UFC 165’s Roland Delorme: “I Don’t Know How to Give up”, Advantage Versus Caceres “Definitely on the Ground”
By Timothy Gilbert
Canadian native Roland Delorme has been shaped by a lifetime of combat. He grew up on the streets of Winnipeg, where fighting for his life became a common occurrence. Eventually his natural athleticism and affinity for conflict drew him to Judo, which, after winning the Canada World Games, would lead him to become a national champion.
Now, at the age of 29, with a 9-1 1NC professional fighting record, Delorme has been fighting for a living for almost five years. He is 3-0 1 NC in the UFC and, according to his record, has never been finished in his career.

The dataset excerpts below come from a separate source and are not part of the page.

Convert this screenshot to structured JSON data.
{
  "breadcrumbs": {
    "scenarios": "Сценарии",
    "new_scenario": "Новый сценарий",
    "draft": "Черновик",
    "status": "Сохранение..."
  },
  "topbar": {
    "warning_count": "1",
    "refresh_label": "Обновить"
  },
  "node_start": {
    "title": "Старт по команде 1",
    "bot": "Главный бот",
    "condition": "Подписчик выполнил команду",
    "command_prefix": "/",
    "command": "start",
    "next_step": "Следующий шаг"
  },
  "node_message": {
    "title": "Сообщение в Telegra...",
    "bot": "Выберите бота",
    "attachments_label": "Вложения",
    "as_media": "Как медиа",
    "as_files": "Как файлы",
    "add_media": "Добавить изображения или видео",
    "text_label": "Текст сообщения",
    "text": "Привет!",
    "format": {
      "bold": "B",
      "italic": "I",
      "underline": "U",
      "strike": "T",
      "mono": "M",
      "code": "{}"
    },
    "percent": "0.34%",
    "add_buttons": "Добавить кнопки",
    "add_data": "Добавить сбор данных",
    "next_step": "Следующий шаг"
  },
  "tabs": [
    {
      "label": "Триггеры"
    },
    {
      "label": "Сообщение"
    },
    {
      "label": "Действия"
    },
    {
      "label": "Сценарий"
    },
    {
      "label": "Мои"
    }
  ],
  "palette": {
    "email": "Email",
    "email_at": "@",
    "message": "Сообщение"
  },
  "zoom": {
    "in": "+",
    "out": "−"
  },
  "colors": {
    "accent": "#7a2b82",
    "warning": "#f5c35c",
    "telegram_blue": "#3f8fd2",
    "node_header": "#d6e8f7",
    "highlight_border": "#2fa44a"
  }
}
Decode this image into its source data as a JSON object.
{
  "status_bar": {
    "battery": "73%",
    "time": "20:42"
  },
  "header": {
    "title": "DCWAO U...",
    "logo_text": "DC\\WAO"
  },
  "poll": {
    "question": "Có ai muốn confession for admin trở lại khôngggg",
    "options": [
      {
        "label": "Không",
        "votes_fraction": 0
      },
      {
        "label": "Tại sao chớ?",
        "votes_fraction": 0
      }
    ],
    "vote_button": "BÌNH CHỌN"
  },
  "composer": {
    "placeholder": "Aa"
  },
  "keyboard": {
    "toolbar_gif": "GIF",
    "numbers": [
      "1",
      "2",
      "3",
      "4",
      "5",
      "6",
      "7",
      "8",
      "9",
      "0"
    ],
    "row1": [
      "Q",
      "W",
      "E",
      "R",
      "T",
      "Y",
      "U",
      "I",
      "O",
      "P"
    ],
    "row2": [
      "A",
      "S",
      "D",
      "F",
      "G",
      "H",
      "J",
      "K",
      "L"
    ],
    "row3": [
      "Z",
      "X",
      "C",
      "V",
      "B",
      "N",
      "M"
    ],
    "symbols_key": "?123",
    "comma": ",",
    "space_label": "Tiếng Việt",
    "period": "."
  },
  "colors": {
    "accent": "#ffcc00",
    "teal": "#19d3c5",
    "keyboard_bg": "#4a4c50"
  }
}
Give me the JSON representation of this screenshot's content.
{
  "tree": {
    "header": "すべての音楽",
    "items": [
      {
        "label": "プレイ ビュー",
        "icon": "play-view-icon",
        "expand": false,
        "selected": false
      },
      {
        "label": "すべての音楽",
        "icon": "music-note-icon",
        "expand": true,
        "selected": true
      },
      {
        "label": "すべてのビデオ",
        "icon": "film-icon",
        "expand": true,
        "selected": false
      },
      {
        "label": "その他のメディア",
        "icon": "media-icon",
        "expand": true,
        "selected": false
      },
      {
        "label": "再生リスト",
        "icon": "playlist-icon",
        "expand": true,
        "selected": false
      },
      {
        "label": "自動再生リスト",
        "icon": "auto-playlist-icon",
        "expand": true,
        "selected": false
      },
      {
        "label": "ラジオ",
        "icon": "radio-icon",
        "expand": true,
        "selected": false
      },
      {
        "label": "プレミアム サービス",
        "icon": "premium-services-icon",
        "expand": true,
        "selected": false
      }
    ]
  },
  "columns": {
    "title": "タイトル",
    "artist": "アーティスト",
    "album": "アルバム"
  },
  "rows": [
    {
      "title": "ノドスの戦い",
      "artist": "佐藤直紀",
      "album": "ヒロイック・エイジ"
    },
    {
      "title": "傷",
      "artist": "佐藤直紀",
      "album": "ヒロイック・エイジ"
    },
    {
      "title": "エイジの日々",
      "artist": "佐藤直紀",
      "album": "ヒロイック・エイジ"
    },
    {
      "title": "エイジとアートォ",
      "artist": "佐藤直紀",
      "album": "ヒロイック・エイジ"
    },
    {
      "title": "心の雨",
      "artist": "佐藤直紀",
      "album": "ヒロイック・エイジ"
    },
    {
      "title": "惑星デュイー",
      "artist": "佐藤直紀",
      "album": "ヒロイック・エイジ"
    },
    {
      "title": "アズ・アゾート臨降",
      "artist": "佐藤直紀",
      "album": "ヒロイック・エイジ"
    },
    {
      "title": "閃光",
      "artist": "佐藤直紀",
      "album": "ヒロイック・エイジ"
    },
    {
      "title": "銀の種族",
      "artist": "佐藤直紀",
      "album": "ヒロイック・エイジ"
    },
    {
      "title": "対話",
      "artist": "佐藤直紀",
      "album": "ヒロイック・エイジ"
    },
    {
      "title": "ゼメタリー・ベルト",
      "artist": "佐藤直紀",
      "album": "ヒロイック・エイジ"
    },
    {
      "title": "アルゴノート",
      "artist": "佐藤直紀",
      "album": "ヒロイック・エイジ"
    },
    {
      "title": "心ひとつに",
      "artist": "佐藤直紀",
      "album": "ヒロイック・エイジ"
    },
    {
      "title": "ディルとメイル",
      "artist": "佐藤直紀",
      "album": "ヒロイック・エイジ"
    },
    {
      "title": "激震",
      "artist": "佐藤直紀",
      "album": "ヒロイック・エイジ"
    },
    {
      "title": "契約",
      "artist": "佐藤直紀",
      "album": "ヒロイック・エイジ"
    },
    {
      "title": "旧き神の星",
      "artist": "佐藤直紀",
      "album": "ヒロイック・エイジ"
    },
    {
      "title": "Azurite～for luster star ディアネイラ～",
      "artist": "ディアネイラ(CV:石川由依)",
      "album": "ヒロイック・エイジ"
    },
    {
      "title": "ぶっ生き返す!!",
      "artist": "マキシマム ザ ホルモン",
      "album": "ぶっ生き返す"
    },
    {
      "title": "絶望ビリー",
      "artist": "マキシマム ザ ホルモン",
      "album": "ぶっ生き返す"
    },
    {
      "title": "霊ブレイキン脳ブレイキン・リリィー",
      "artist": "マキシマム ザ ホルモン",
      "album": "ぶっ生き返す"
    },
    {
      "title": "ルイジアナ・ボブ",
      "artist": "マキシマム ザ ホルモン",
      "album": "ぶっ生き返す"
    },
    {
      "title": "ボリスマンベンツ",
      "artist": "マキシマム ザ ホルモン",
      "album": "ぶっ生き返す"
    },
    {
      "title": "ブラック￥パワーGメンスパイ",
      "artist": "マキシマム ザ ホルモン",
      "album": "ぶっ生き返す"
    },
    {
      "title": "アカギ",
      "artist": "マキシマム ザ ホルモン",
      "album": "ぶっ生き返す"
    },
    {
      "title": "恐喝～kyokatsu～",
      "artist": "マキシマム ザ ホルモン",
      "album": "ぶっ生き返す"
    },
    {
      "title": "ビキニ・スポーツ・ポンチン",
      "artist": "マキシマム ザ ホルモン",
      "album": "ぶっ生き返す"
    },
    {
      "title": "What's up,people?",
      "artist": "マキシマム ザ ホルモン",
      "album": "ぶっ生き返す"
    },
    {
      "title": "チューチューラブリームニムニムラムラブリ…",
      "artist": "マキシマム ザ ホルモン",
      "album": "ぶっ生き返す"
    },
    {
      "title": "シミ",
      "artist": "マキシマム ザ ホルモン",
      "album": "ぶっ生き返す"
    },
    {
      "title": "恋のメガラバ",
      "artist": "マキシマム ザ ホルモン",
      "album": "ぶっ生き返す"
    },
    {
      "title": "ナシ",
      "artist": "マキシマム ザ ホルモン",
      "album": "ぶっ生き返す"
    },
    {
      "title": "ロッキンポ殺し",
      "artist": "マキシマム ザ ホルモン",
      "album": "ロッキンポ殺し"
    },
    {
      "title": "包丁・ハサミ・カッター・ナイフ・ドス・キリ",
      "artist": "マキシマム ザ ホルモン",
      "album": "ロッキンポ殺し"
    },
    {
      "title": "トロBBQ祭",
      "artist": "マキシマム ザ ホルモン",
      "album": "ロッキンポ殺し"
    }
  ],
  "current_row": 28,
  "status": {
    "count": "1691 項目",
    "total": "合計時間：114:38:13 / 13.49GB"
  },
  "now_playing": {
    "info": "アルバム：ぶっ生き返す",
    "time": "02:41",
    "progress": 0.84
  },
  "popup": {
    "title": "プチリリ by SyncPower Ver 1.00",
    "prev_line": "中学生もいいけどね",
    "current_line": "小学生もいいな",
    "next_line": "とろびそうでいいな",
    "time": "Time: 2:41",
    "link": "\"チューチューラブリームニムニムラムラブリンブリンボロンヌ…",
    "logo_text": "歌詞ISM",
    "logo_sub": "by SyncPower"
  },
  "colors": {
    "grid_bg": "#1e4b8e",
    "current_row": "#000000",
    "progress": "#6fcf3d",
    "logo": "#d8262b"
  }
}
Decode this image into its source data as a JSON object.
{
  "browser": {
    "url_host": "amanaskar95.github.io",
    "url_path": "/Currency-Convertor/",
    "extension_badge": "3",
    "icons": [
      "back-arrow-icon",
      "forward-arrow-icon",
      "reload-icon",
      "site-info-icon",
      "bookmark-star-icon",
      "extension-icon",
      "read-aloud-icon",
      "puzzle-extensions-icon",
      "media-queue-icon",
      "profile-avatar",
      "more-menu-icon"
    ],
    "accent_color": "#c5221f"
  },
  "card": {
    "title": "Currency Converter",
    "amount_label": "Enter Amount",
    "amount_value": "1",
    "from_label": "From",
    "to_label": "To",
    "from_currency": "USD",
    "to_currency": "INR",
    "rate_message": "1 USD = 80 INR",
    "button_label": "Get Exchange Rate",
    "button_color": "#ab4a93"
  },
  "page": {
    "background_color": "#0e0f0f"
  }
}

Although he has fought in familiar territory before, Delorme’s last fight, against Edwin Figueroa, was in Winnipeg, the city he grew up in, something that he says held considerable weight on him.
“I’d rather not fight at home, I like fighting in other cities because I don’t know anybody. There are no distractions. I go out there I do my work and I leave, I get out of the cage and I go home,” he said.
While his upcoming match at UFC 165 against Alex Caceres will be Delorme’s third time fighting within Canadian borders, it takes more than just that to make him feel at home.
“I got to fight in Winnipeg where I was born and raised and where I was from” he said. “That was an amazing experience, and that was something that I could never recreate. It was something that brought the best out of me.”
Delorme has been victorious almost every time he has fought in Canada. The lone blemish on his UFC record, a no contest decision to Francisco Rivera on July 21 at UFC 149 in Calgary, is the only time Delorme failed to emerge victorious from the octagon.
It was also the first time he was stopped in his five-year career, a setback that can affect the mentality of any fighter.
“I felt like I was waiting to get knocked out in that fight,” he said.
And that’s exactly what happened.
“If I’m in a fight I’m going to show up and I’m going to fight. If I’m broken, if I’m hurt, if I’m sick, whatever the case is, I’m going to fight I don’t care.”
And while the match technically didn’t result in a loss on Delorme’s record, it was later turned from a knockout to a no contest after Rivera tested positive for a banned substance, it still instilled in him a new sense of drive.
“I’m better than how I looked in Calgary. I’m a better fighter than that. It gave me a reason to work harder, it gave me a reason to want to do better because I wanted to show everybody, and myself included, that I’m better than that.”
Something that he has prepared to do in this fight, coming mentally loaded with a strategy specialized around his upcoming opponent, Alex Caceres.
“I can’t let him dictate the distance of our fight. I think that’s definitely the key to victory,” he said. “I can’t let him dictate the distance, I can’t let him throw those kicks he likes to throw, I can’t let him do all those things he likes to do.”
He is also realistically aware of the abilities he brings to challenge Caceres.
“My advantage is definitely on the ground,” he said. “Getting there might be a b—h sometimes, and I might have to eat a few kicks to the face and knees to get him there but that’s something I’m prepared to do.”
The match, which is scheduled for September 21 in Toronto, Canada will also be Delorme’s second chance to show off his newly repaired arm.
“I don’t think I’m going to have any more issues with this arm. I think it’s totally safe now,” he said. “And hopefully the rest of my body stays the same.”
Delorme was training in Cyprus when he originally incurred the injury. He was grappling; showing others some moves, when the man he was working with nearly ended his career.
“I gave him my arm for a Kimura and I was super relaxed and super loose,” he said. “I was like showing him a move and he just ripped it off, just like tore it.”
He fought for two years with an arm that was severely impaired.
“I made it in the UFC fighting with a wrecked arm.”
In his first appearance since getting it surgically fixed, Delorme brawled his way to a unanimous decision victory over Edwin Figueroa.
He plans on keeping himself healthy through September 21.
“Now it feels fantastic. Now it doesn’t bother me.”
And even if Delorme is fully aware of the dangers he will face in Caceres, a well-rounded southpaw who brings an arsenal of unorthodox punches and kicks into the cage, he is upfront and honest about what he thinks sets him apart from Caceres’s previous opponents.
“My jiu-jitsu is good it’s not great. My wrestling is good it’s not great. My hands are good they’re not great,” he said. But, “I don’t how to quit. I don’t know how to quit.”
“I don’t know how to give up man. My whole life’s been like that.”